Idée reçue n°13 : Rendre un lieu accessible, c’est juste poser une rampe


Quand le mot "accessibilité" est évoqué, la première image qui vient souvent à l’esprit est celle d’une rampe d’accès pour fauteuils roulants, installée à l’entrée d’un bâtiment. Cet aménagement est essentiel pour de nombreuses personnes, notamment celles se déplaçant en fauteuil roulant. Mais réduire l’accessibilité à cet unique aspect physique revient à ignorer une multitude de besoins concrets. Pour les personnes malvoyantes et non-voyantes, accéder à un bâtiment ne signifie pas nécessairement pouvoir s’y repérer, y circuler ou en profiter pleinement. Une rampe d'accès peut permettre d’entrer, mais ne donne aucune information sur la disposition des lieux, les différents espaces, les services disponibles, les équipements ou encore les sorties. L’accessibilité ne se limite pas à franchir une porte : elle englobe la possibilité de comprendre son environnement, de faire des choix et d’agir en autonomie.

Posté par Sylvain dans :  Accessibilité et Inclusion (Fr)

 

Sommaire :

  • L’accessibilité : une réalité plurielle
  • La rampe d'accès permet d’entrer, mais ensuite ?
  • Virtuoz : comprendre l’environnement pour gagner en autonomie
  • Rendre un lieu vraiment accessible, c’est penser l’inclusion sensorielle
  • Ce que dit la loi… et ce que les arrêtés n’accomplissent pas
  • Conclusion : Et si la rampe n’était qu’un point de départ ?
  • FAQ

 

L’accessibilité : une réalité plurielle

L’accessibilité concerne bien plus que la seule dimension physique. Elle inclut l’accès à l’information, la signalétique, la lisibilité des espaces, la capacité à comprendre ce qui entoure, à se repérer, à s’orienter. Il ne suffit pas de permettre à quelqu’un d’entrer quelque part. Il faut aussi lui donner les moyens de s’y orienter, de se déplacer avec confiance, et d’y accéder pleinement, sans assistance systématique.
Les obstacles peuvent être architecturaux, mais aussi sensoriels, cognitifs ou liés à l’absence de repères pertinents. Une personne déficiente visuelle doit pouvoir comprendre l’agencement d’un lieu pour s’y sentir en confiance. Sans supports adaptés, même un lieu techniquement "ouvert" reste difficilement utilisable. Sans plan, sans repère sonore ou tactile, l’espace reste abstrait. La personne est présente, mais ne peut pas devenir actrice de ce qu’elle vit. Il manque la compréhension, la lisibilité, l’appropriation de l’environnement.
Rendre un lieu accessible revient à garantir que chaque personne puisse le comprendre, y circuler librement et vivre une expérience autonome, quel que soit son profil sensoriel ou cognitif. C’est cette approche globale, multisensorielle, qui permet de passer d’un accès théorique à un usage réel. L’accessibilité ne s’arrête pas à l’entrée. Elle commence à l’intérieur.


La rampe d'accès permet d’entrer, mais ensuite ?

La rampe répond à un besoin crucial : franchir une marche, accéder à un bâtiment, compenser un dénivelé. Mais elle ne dit rien de ce qui se passe après l’entrée. Où se trouvent l’accueil, les toilettes, les salles de réunion, les escaliers ? Comment savoir que la bonne pièce a été atteinte, ou même comment ressortir ? Une fois la porte franchie, tout reste à faire.
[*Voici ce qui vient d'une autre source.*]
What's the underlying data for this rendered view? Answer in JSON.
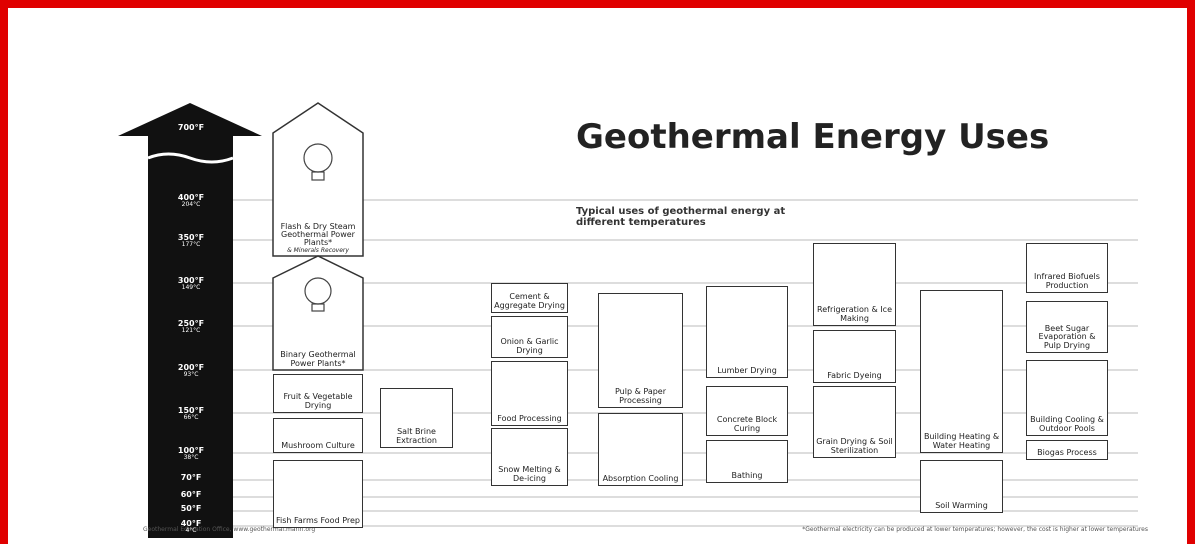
{
  "title": "Geothermal Energy Uses",
  "subtitle": "Typical uses of geothermal energy at different temperatures",
  "scale": [
    {
      "f": "700°F"
    },
    {
      "f": "400°F",
      "c": "204°C"
    },
    {
      "f": "350°F",
      "c": "177°C"
    },
    {
      "f": "300°F",
      "c": "149°C"
    },
    {
      "f": "250°F",
      "c": "121°C"
    },
    {
      "f": "200°F",
      "c": "93°C"
    },
    {
      "f": "150°F",
      "c": "66°C"
    },
    {
      "f": "100°F",
      "c": "38°C"
    },
    {
      "f": "70°F"
    },
    {
      "f": "60°F"
    },
    {
      "f": "50°F"
    },
    {
      "f": "40°F",
      "c": "4°C"
    }
  ],
  "uses": [
    {
      "label": "Flash & Dry Steam Geothermal Power Plants*",
      "note": "& Minerals Recovery"
    },
    {
      "label": "Binary Geothermal Power Plants*"
    },
    {
      "label": "Fruit & Vegetable Drying"
    },
    {
      "label": "Mushroom Culture"
    },
    {
      "label": "Fish Farms Food Prep"
    },
    {
      "label": "Salt Brine Extraction"
    },
    {
      "label": "Cement & Aggregate Drying"
    },
    {
      "label": "Onion & Garlic Drying"
    },
    {
      "label": "Food Processing"
    },
    {
      "label": "Snow Melting & De-icing"
    },
    {
      "label": "Pulp & Paper Processing"
    },
    {
      "label": "Absorption Cooling"
    },
    {
      "label": "Lumber Drying"
    },
    {
      "label": "Concrete Block Curing"
    },
    {
      "label": "Bathing"
    },
    {
      "label": "Refrigeration & Ice Making"
    },
    {
      "label": "Fabric Dyeing"
    },
    {
      "label": "Grain Drying & Soil Sterilization"
    },
    {
      "label": "Building Heating & Water Heating"
    },
    {
      "label": "Soil Warming"
    },
    {
      "label": "Infrared Biofuels Production"
    },
    {
      "label": "Beet Sugar Evaporation & Pulp Drying"
    },
    {
      "label": "Building Cooling & Outdoor Pools"
    },
    {
      "label": "Biogas Process"
    }
  ],
  "footnotes": {
    "left": "Geothermal Education Office, www.geothermal.marin.org",
    "right": "*Geothermal electricity can be produced at lower temperatures; however, the cost is higher at lower temperatures"
  }
}
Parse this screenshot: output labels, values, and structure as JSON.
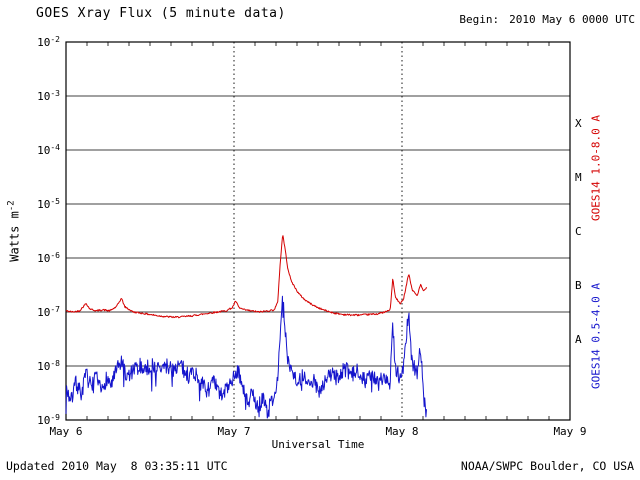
{
  "header": {
    "title": "GOES Xray Flux (5 minute data)",
    "begin_label": "Begin:",
    "begin_value": "2010 May 6 0000 UTC"
  },
  "footer": {
    "updated": "Updated 2010 May  8 03:35:11 UTC",
    "source": "NOAA/SWPC Boulder, CO USA"
  },
  "axes": {
    "xlabel": "Universal Time",
    "ylabel_base": "Watts m",
    "ylabel_exp": "-2"
  },
  "chart_data": {
    "type": "line",
    "title": "GOES Xray Flux (5 minute data)",
    "xlabel": "Universal Time",
    "ylabel": "Watts m^-2",
    "x_unit": "days since 2010 May 6 0000 UTC",
    "xlim_days": [
      0,
      3
    ],
    "ylim": [
      1e-09,
      0.01
    ],
    "y_scale": "log",
    "x_ticks": [
      {
        "label": "May 6",
        "t": 0
      },
      {
        "label": "May 7",
        "t": 1
      },
      {
        "label": "May 8",
        "t": 2
      },
      {
        "label": "May 9",
        "t": 3
      }
    ],
    "y_tick_base": "10",
    "y_tick_exponents": [
      -2,
      -3,
      -4,
      -5,
      -6,
      -7,
      -8,
      -9
    ],
    "y_gridline_exponents": [
      -3,
      -4,
      -5,
      -6,
      -7,
      -8
    ],
    "x_gridline_days": [
      1,
      2
    ],
    "grid": "horizontal solid lines at each decade; vertical dotted lines at day boundaries",
    "legend_position": "right-rotated",
    "flare_classes": [
      {
        "label": "X",
        "center_exponent": -3.5
      },
      {
        "label": "M",
        "center_exponent": -4.5
      },
      {
        "label": "C",
        "center_exponent": -5.5
      },
      {
        "label": "B",
        "center_exponent": -6.5
      },
      {
        "label": "A",
        "center_exponent": -7.5
      }
    ],
    "series": [
      {
        "name": "GOES14 1.0-8.0 A",
        "color": "#d40000",
        "noise_dex": 0.015,
        "points": [
          [
            0.0,
            1.05e-07
          ],
          [
            0.04,
            1e-07
          ],
          [
            0.08,
            1.05e-07
          ],
          [
            0.12,
            1.45e-07
          ],
          [
            0.14,
            1.15e-07
          ],
          [
            0.18,
            1.05e-07
          ],
          [
            0.22,
            1.1e-07
          ],
          [
            0.26,
            1.05e-07
          ],
          [
            0.3,
            1.25e-07
          ],
          [
            0.33,
            1.8e-07
          ],
          [
            0.35,
            1.25e-07
          ],
          [
            0.4,
            1e-07
          ],
          [
            0.45,
            9.5e-08
          ],
          [
            0.5,
            9e-08
          ],
          [
            0.55,
            8.5e-08
          ],
          [
            0.6,
            8.2e-08
          ],
          [
            0.65,
            8e-08
          ],
          [
            0.7,
            8.2e-08
          ],
          [
            0.75,
            8.5e-08
          ],
          [
            0.8,
            9e-08
          ],
          [
            0.85,
            9.5e-08
          ],
          [
            0.9,
            1e-07
          ],
          [
            0.95,
            1.05e-07
          ],
          [
            0.99,
            1.2e-07
          ],
          [
            1.01,
            1.6e-07
          ],
          [
            1.03,
            1.2e-07
          ],
          [
            1.06,
            1.1e-07
          ],
          [
            1.1,
            1.05e-07
          ],
          [
            1.15,
            1e-07
          ],
          [
            1.2,
            1.05e-07
          ],
          [
            1.24,
            1.1e-07
          ],
          [
            1.26,
            1.5e-07
          ],
          [
            1.275,
            8e-07
          ],
          [
            1.29,
            2.8e-06
          ],
          [
            1.305,
            1.4e-06
          ],
          [
            1.32,
            6.5e-07
          ],
          [
            1.34,
            3.8e-07
          ],
          [
            1.37,
            2.6e-07
          ],
          [
            1.385,
            2.2e-07
          ],
          [
            1.42,
            1.7e-07
          ],
          [
            1.46,
            1.4e-07
          ],
          [
            1.5,
            1.2e-07
          ],
          [
            1.55,
            1.05e-07
          ],
          [
            1.6,
            9.5e-08
          ],
          [
            1.65,
            9e-08
          ],
          [
            1.7,
            8.8e-08
          ],
          [
            1.75,
            8.8e-08
          ],
          [
            1.8,
            9e-08
          ],
          [
            1.85,
            9.2e-08
          ],
          [
            1.9,
            1e-07
          ],
          [
            1.93,
            1.1e-07
          ],
          [
            1.945,
            4.2e-07
          ],
          [
            1.96,
            1.9e-07
          ],
          [
            1.99,
            1.4e-07
          ],
          [
            2.01,
            1.8e-07
          ],
          [
            2.04,
            5.2e-07
          ],
          [
            2.06,
            2.6e-07
          ],
          [
            2.09,
            2e-07
          ],
          [
            2.11,
            3.2e-07
          ],
          [
            2.13,
            2.4e-07
          ],
          [
            2.149,
            2.9e-07
          ]
        ]
      },
      {
        "name": "GOES14 0.5-4.0 A",
        "color": "#1414cc",
        "noise_dex": 0.15,
        "points": [
          [
            0.0,
            4e-09
          ],
          [
            0.03,
            2.2e-09
          ],
          [
            0.06,
            5e-09
          ],
          [
            0.09,
            3e-09
          ],
          [
            0.12,
            7e-09
          ],
          [
            0.15,
            4e-09
          ],
          [
            0.18,
            6e-09
          ],
          [
            0.21,
            3.2e-09
          ],
          [
            0.24,
            6e-09
          ],
          [
            0.27,
            4.5e-09
          ],
          [
            0.3,
            8e-09
          ],
          [
            0.33,
            1.2e-08
          ],
          [
            0.36,
            6e-09
          ],
          [
            0.4,
            8e-09
          ],
          [
            0.44,
            1e-08
          ],
          [
            0.48,
            9e-09
          ],
          [
            0.52,
            1.05e-08
          ],
          [
            0.56,
            8.5e-09
          ],
          [
            0.6,
            1e-08
          ],
          [
            0.64,
            9e-09
          ],
          [
            0.68,
            1.05e-08
          ],
          [
            0.72,
            7e-09
          ],
          [
            0.76,
            8e-09
          ],
          [
            0.8,
            5e-09
          ],
          [
            0.84,
            3.5e-09
          ],
          [
            0.88,
            5e-09
          ],
          [
            0.92,
            2.8e-09
          ],
          [
            0.96,
            4e-09
          ],
          [
            1.0,
            6e-09
          ],
          [
            1.02,
            9e-09
          ],
          [
            1.05,
            4e-09
          ],
          [
            1.08,
            2e-09
          ],
          [
            1.11,
            3e-09
          ],
          [
            1.14,
            1.6e-09
          ],
          [
            1.17,
            2.6e-09
          ],
          [
            1.2,
            1.4e-09
          ],
          [
            1.23,
            2.5e-09
          ],
          [
            1.26,
            6e-09
          ],
          [
            1.275,
            3e-08
          ],
          [
            1.29,
            2e-07
          ],
          [
            1.305,
            4e-08
          ],
          [
            1.32,
            1.4e-08
          ],
          [
            1.35,
            8e-09
          ],
          [
            1.38,
            5e-09
          ],
          [
            1.41,
            6.5e-09
          ],
          [
            1.44,
            4e-09
          ],
          [
            1.47,
            5.5e-09
          ],
          [
            1.5,
            3.5e-09
          ],
          [
            1.54,
            5e-09
          ],
          [
            1.58,
            7.5e-09
          ],
          [
            1.62,
            6e-09
          ],
          [
            1.66,
            9e-09
          ],
          [
            1.7,
            6.5e-09
          ],
          [
            1.74,
            8.5e-09
          ],
          [
            1.78,
            5.5e-09
          ],
          [
            1.82,
            7e-09
          ],
          [
            1.86,
            4.5e-09
          ],
          [
            1.9,
            7e-09
          ],
          [
            1.93,
            5e-09
          ],
          [
            1.945,
            8.5e-08
          ],
          [
            1.96,
            9e-09
          ],
          [
            1.99,
            6e-09
          ],
          [
            2.01,
            1.1e-08
          ],
          [
            2.04,
            1.05e-07
          ],
          [
            2.06,
            1.1e-08
          ],
          [
            2.09,
            8e-09
          ],
          [
            2.11,
            2.2e-08
          ],
          [
            2.13,
            2.5e-09
          ],
          [
            2.149,
            1.1e-09
          ]
        ]
      }
    ]
  }
}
L'espace peut devenir un labyrinthe silencieux, sans indication, sans orientation, sans lisibilité pour une personne déficiente visuelle.
Pour les personnes malvoyantes et non-voyantes, l’environnement devient un dédale si aucun repère clair et accessible n’est mis à disposition. Ces personnes ne demandent pas un accompagnement constant, mais les moyens d’agir de manière autonome : choisir un itinéraire, comprendre les lieux, se déplacer sans dépendance. Être libre ! L’autonomie ne se décrète pas : elle se construit. Et pour cela, il faut rendre les informations essentielles perceptibles autrement que par la vue.
Une accessibilité réussie permet d’agir, pas seulement d’être présent. L’accessibilité véritable donne les moyens de participer, de comprendre, d’interagir. Elle donne accès à l’expérience, pas seulement à la présence.


Virtuoz : comprendre l’environnement pour gagner en autonomie

Virtuoz apporte une réponse concrète à ces enjeux. Grâce à une combinaison unique de plans en relief et d’informations sonores, chaque personne peut se construire une représentation mentale unique et précise d’un lieu. Cette représentation mentale est essentielle pour s’orienter seul, sans stress, avec un sentiment de contrôle.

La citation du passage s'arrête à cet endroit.